2015
12.17

12月に思うこと・今年の総合誌新人賞から

Category: 思フコト
 戦後七十年の今年、短歌の世界でも邦人人質殺害事件やテロ、安保法制問題などにともなって、
以前よりも尖鋭化して政治的な視点に基づいたイベントが相次いだ。
話されていたのはいずれも、こうした社会的変容のなかで、短歌に何が出来るか、ということ。

 何が出来るか、と言われても、「短歌に何かが出来る」と認識しているところからしか、
この発想は生まれないのだが、筆者は少々買いかぶりすぎである印象をもった。
短い詩型の中に、できることは限られているのではないか。
だからこそ、いかに表現をしていくかに表現者は智恵を絞るのであり、
出来ることは限られているから、私性や主体といった概念が出てくるのだろう。
それよりもまず、誰かが右をむけばみな右を向き、
左を向けは左を向くような風潮が濃くなっているように感じて、筆者にはそれがおそろしく思えた。
 
 さて、今年も総合誌からは新人が誕生した。
短歌研究新人賞を受賞した遠野真の「さなぎの議題」は、
いたみやすい心を持つ女生徒に仮託した連作。
遠野は男性だが、作中主体は女性。
主体と作者自身の正体云々といった作品外の問題はひとまず回避されて、読み手は純粋に作品を楽しめたと思う。

夜のこと何も知らない でこぼこの月にからだを大人にされる
破られることで命を得る手紙ちゃんと破いてもらえたのかな

いずれも一首ずつ楽しいのだが、
上句→定義・認識の提示 下句→具体的行為への言及、という公式が多用されているのが少々気になった。
この公式を使って表されていくのが、自らと世界との差異だ。
世界との差異によって主体の痛みが生み出される。
青春期のモチーフがぴったりとかみ合って、統一された世界観を醸すことに成功している。

痣のないお腹を隠すキャミソール 罪を脱ぐのもまた罪であり

こちらも上句・下句の公式が適用されている歌。
「痣のないお腹」「キャミソール」の名詞による印象操作など、みつしりと構成されている印象だ。
「傷のないお腹」ではなく「痣のないお腹」にすることで、より微妙な傷つきについて表現している。

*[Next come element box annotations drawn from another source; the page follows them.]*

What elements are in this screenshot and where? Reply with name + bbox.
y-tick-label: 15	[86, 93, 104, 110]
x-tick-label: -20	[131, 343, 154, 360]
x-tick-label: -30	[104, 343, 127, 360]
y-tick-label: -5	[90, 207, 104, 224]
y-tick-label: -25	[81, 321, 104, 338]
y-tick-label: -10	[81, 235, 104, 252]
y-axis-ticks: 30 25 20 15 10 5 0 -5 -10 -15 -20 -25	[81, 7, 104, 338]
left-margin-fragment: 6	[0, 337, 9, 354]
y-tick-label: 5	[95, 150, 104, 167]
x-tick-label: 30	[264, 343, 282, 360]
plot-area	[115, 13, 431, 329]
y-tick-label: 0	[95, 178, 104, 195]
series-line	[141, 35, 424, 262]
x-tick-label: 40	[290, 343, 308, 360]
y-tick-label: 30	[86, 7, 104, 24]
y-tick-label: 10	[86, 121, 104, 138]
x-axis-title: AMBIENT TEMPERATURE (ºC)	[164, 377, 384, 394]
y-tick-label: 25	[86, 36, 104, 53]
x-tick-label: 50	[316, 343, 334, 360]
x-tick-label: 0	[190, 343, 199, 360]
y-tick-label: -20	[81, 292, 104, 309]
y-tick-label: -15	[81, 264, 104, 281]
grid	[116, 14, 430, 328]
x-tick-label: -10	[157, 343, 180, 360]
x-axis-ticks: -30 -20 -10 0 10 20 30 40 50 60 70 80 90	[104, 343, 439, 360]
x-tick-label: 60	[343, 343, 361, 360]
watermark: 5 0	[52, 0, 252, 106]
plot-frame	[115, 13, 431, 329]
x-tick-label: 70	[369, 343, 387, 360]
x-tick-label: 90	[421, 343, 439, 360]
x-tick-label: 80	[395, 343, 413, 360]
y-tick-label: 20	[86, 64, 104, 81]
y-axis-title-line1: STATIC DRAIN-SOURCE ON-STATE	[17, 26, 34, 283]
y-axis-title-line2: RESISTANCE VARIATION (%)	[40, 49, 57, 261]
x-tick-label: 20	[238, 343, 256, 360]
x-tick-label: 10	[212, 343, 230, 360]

角川短歌賞は鈴木加成太の「革靴とスニーカー」。鈴木はすでに同人誌界隈では著名だった実力者。
こちらも饒舌なほどのモチーフを盛り込んで、タイトルに象徴されるように比較しつつ、
学生→社会人という微妙な時期に混在する差異を描き出す。
 
着てみれば意外と柔らかいスーツ、意外と持ちにくい黒かばん
エクレアの空気のような空洞をもち革靴の先端とがる


スニーカーは学生時代という自ら、
革靴は思春期を終えた自らの象徴であることは容易に読み取れるだろう。
鈴木は、読み手が「容易に読み取れる」ように明確な布石を組んであるのだと思う。

夕闇へ樹の体温は流れ出すヴァイオリン弾きのf字孔より


実力ある作者ゆえの手練れが垣間見えて安定感があった。

 さて、くしくも新人賞二人の作品のテーマに「差異」が含まれていたことは偶然かどうか。
自・他という二者のなかで感じられる差異。
そして自・自という同一の主体の流れの中での差異。
職場詠や社会詠といった嘱目を越えて、
根底には深く根ざした作者の心性が深く関わっているようだ。

どれだけの差異や違和感を、青春性という詠いつくされたモチーフとともに描き出せるか。
果たして、新人賞はすでに何を詠うかではなく、どう詠うか、という
方法論に特化した変革期にさしかかっているのだと思う。
もっと上の世代が、今年、こぞって自らと近接した社会についてそのまま描き出していくことに
夢中になっている間、むしろ難しい方法論を仕組んでくるのは若い創作者たちであったように思う。

待たれるのは翌年1月中旬に公開される『歌壇』新人賞作品。
ほぼ今年度内に応募された作品を概観してゆくのもまた楽しみのひとつである。